According to Dr. Knox, here are five “free” resolutions for those suffering from allergies or asthma.

Go smoke free 

If you or your kids suffer from asthma, you need to rid your house and your life of cigarette smoke. Secondhand smoke is particularly harmful to kids’ lungs, and studies have shown children with asthma who are exposed to secondhand smoke at home have nearly double the risk of being hospitalized than children with asthma who aren’t exposed.

Go COVID-19 free

With the virus still circulating in communities across the U.S., including variants, experts expect a substantial number of cases this winter.
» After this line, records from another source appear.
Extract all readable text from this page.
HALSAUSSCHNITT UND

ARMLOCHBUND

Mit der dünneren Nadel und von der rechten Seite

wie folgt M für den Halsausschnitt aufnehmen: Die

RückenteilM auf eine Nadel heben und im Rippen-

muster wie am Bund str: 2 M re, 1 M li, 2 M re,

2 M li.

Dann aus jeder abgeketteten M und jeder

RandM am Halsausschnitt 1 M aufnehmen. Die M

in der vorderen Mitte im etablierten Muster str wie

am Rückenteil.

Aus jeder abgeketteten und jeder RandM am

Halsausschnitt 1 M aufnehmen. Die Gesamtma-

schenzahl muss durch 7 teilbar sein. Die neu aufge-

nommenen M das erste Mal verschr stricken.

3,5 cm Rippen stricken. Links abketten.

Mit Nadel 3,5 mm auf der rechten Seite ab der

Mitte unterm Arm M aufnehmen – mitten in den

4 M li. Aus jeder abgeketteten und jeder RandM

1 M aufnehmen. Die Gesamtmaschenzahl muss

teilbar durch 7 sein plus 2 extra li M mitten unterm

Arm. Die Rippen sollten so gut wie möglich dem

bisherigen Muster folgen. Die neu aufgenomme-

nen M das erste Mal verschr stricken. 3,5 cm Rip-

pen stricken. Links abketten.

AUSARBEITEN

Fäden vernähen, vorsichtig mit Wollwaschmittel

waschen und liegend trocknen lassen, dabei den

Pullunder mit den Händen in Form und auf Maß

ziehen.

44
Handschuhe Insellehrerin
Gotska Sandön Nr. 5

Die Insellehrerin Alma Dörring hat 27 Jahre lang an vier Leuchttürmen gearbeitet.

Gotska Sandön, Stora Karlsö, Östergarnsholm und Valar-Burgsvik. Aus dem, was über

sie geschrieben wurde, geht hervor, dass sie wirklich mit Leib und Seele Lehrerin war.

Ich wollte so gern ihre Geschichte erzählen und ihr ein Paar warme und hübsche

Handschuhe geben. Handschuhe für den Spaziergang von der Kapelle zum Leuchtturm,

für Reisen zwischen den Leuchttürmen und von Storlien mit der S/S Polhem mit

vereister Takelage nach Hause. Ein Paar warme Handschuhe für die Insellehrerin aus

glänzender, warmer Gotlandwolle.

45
There are precautions you can take, including vaccination, boosters, masking and social distancing, to avoid you or your family members getting the virus. Anyone with a respiratory condition like asthma needs protection because you don’t want to end up in the hospital – either due to COVID or the flu. So, get your flu vaccine as well. 

Go stress free 

Pay attention to your mental health. The stronger your emotional health is, the better your body will feel and the more efficient you’ll be at staying healthy. Studies have shown stress can cause negative health effects, including more symptoms for allergy and asthma sufferers. Try calming therapies to improve symptoms. Consider downloading a meditation or relaxation app to use at night before bed. Soothing music can be beneficial, as can doing activities you enjoy that lift your spirit.

Go food allergy free

If you have food allergies, you already know you must watch what you eat to avoid foods to which you’re allergic. Always carry two epinephrine auto injectors with you, and check expiration dates. Teens and college kids sometimes avoid mentioning food allergies because of peer pressures. Encourage them to continue educating their friends and enlisting their help in the battle to stay allergen-free.